My mind flashed to Edam, the omega who I had the opportunity to wash yesterday. He must've picked it up because he was writing down something, again.

"Your pheromones tell me you're dealing with post-rut as well, I take it you have an omega?"

Did I really have him, or did I want to think I had him... was I actually going to lie to this man?

I let out a groan and held my head in my hands. Raising his eyebrow, the therapist continued writing on his pad before saying quietly:

"Problems in paradise?"

"Yeah, problems," I admitted through gritted teeth, slumping back into my chair.

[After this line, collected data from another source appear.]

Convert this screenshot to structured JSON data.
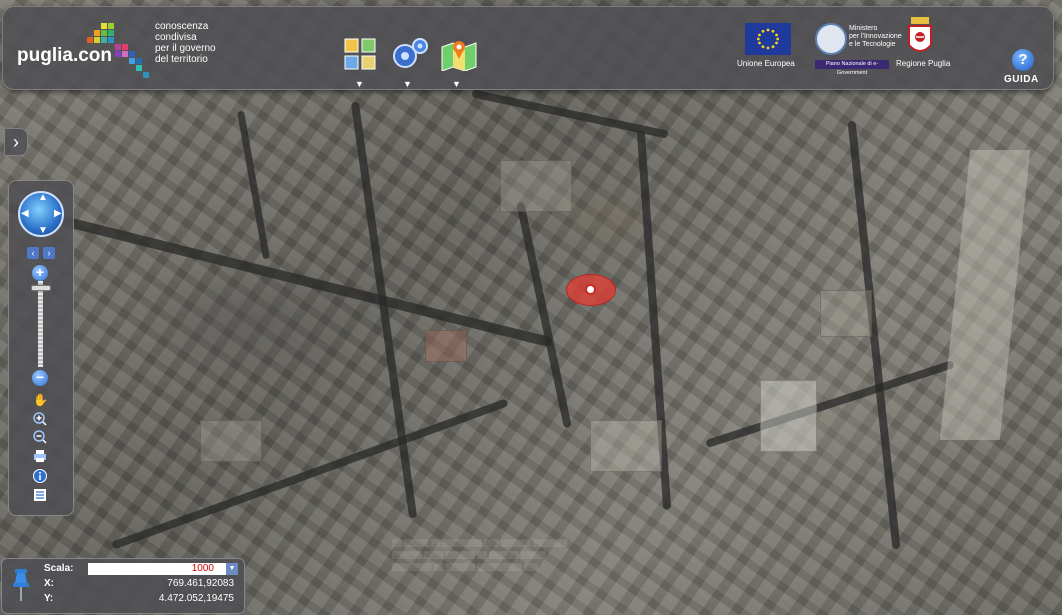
{
  "header": {
    "logo": "puglia.con",
    "tagline_lines": [
      "conoscenza",
      "condivisa",
      "per il governo",
      "del territorio"
    ],
    "tools": [
      {
        "name": "layers",
        "icon": "layers-grid-icon"
      },
      {
        "name": "settings",
        "icon": "gears-icon"
      },
      {
        "name": "map",
        "icon": "map-pin-icon"
      }
    ],
    "dropdown_arrow": "▼",
    "eu_label": "Unione Europea",
    "ministry_lines": [
      "Ministero",
      "per l'Innovazione",
      "e le Tecnologie"
    ],
    "pn_label": "Piano Nazionale di e-Government",
    "region_label": "Regione Puglia",
    "help_icon": "?",
    "help_label": "GUIDA"
  },
  "side_toggle": "›",
  "nav": {
    "pan_left": "‹",
    "pan_right": "›",
    "zoom_in": "+",
    "zoom_out": "−",
    "zoom_level": 0.05,
    "tools": [
      "hand-icon",
      "zoom-in-box-icon",
      "zoom-out-box-icon",
      "print-icon",
      "info-icon",
      "legend-icon"
    ]
  },
  "coords": {
    "scale_label": "Scala:",
    "scale_value": "1000",
    "x_label": "X:",
    "x_value": "769.461,92083",
    "y_label": "Y:",
    "y_value": "4.472.052,19475"
  },
  "colors": {
    "panel": "#505054",
    "marker": "#e63c32",
    "accent_blue": "#2f6fd1"
  }
}
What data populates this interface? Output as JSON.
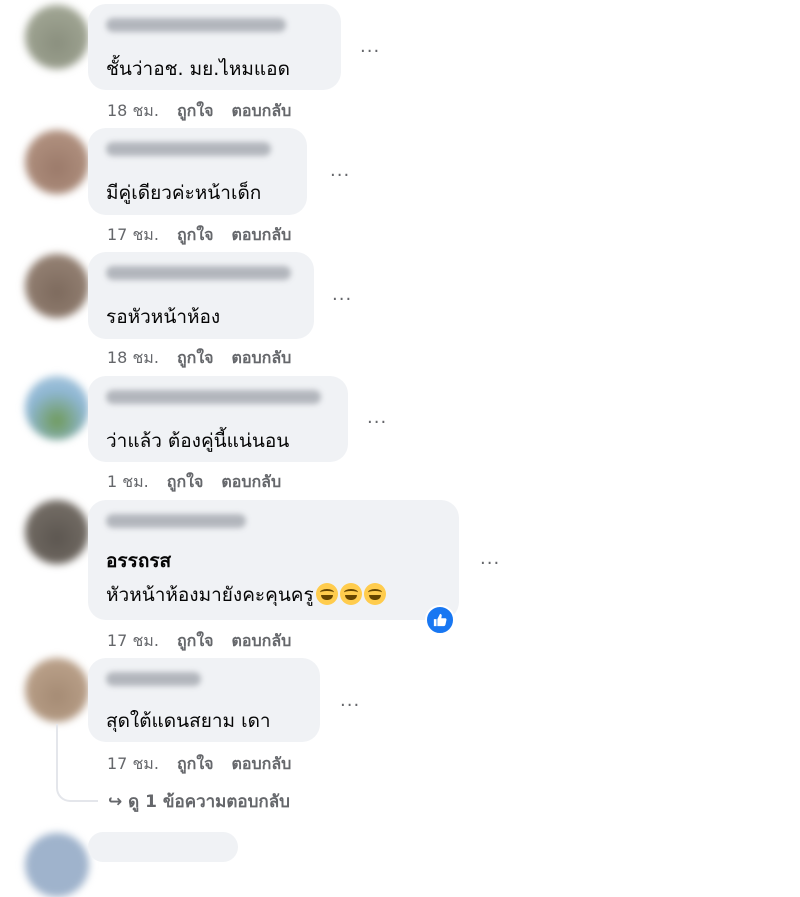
{
  "comments": [
    {
      "text": "ชั้นว่าอช. มย.ไหมแอด",
      "time": "18 ชม.",
      "like": "ถูกใจ",
      "reply": "ตอบกลับ"
    },
    {
      "text": "มีคู่เดียวค่ะหน้าเด็ก",
      "time": "17 ชม.",
      "like": "ถูกใจ",
      "reply": "ตอบกลับ"
    },
    {
      "text": "รอหัวหน้าห้อง",
      "time": "18 ชม.",
      "like": "ถูกใจ",
      "reply": "ตอบกลับ"
    },
    {
      "text": "ว่าแล้ว ต้องคู่นี้แน่นอน",
      "time": "1 ชม.",
      "like": "ถูกใจ",
      "reply": "ตอบกลับ"
    },
    {
      "mention": "อรรถรส",
      "text": "หัวหน้าห้องมายังคะคุนครู",
      "time": "17 ชม.",
      "like": "ถูกใจ",
      "reply": "ตอบกลับ",
      "emoji": "grinning-sweat-emoji"
    },
    {
      "text": "สุดใต้แดนสยาม เดา",
      "time": "17 ชม.",
      "like": "ถูกใจ",
      "reply": "ตอบกลับ"
    }
  ],
  "more_label": "...",
  "view_replies": "↪ ดู 1 ข้อความตอบกลับ",
  "colors": {
    "bubble": "#f0f2f5",
    "meta": "#65676b",
    "like_blue": "#1877f2",
    "text": "#050505"
  }
}
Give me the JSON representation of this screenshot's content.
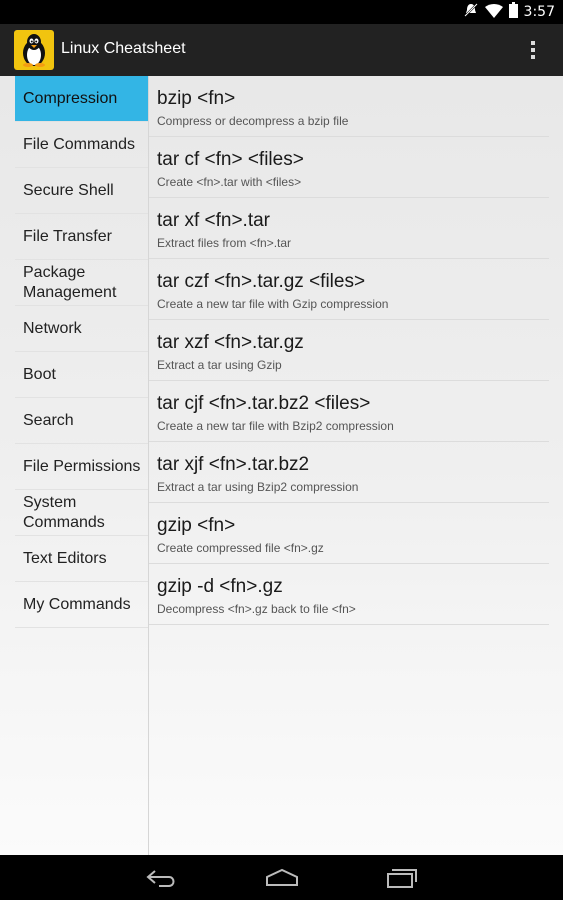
{
  "status": {
    "time": "3:57"
  },
  "app": {
    "title": "Linux Cheatsheet"
  },
  "sidebar": {
    "items": [
      {
        "label": "Compression",
        "active": true
      },
      {
        "label": "File Commands"
      },
      {
        "label": "Secure Shell"
      },
      {
        "label": "File Transfer"
      },
      {
        "label": "Package Management"
      },
      {
        "label": "Network"
      },
      {
        "label": "Boot"
      },
      {
        "label": "Search"
      },
      {
        "label": "File Permissions"
      },
      {
        "label": "System Commands"
      },
      {
        "label": "Text Editors"
      },
      {
        "label": "My Commands"
      }
    ]
  },
  "commands": [
    {
      "title": "bzip <fn>",
      "desc": "Compress or decompress a bzip file"
    },
    {
      "title": "tar cf <fn> <files>",
      "desc": "Create <fn>.tar with <files>"
    },
    {
      "title": "tar xf <fn>.tar",
      "desc": "Extract files from <fn>.tar"
    },
    {
      "title": "tar czf <fn>.tar.gz <files>",
      "desc": "Create a new tar file with Gzip compression"
    },
    {
      "title": "tar xzf <fn>.tar.gz",
      "desc": "Extract a tar using Gzip"
    },
    {
      "title": "tar cjf <fn>.tar.bz2 <files>",
      "desc": "Create a new tar file with Bzip2 compression"
    },
    {
      "title": "tar xjf <fn>.tar.bz2",
      "desc": "Extract a tar using Bzip2 compression"
    },
    {
      "title": "gzip <fn>",
      "desc": "Create compressed file <fn>.gz"
    },
    {
      "title": "gzip -d <fn>.gz",
      "desc": "Decompress <fn>.gz back to file <fn>"
    }
  ],
  "icons": {
    "status": [
      "notification-muted-icon",
      "wifi-icon",
      "battery-icon"
    ],
    "nav": [
      "back-icon",
      "home-icon",
      "recent-apps-icon"
    ]
  },
  "colors": {
    "accent": "#33b5e5",
    "app_icon_bg": "#f1c40f",
    "action_bar": "#222222"
  }
}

"I - we didn't get off on the right foot and, ever since then, we've just been going back and forth between emotions and I honestly don't know how I feel myself. On one hand, I need him like the air I breathe but on the other hand, I hate the circumstances. It's like an entire issue of contradicting forces and I'm stuck in the middle with all this pressure on me and it feels like I can't be with him without strings..." 

I startled myself, even the therapist, with the sudden confession. It was cathartic, to say the least. He nodded, turning back and down and scribbling but his face was lighter. He had an elderly smile now and when he looked back up, it only grew wider.

"I'm glad you opened up, why don't we start with some of the strings you feel in this relationship?"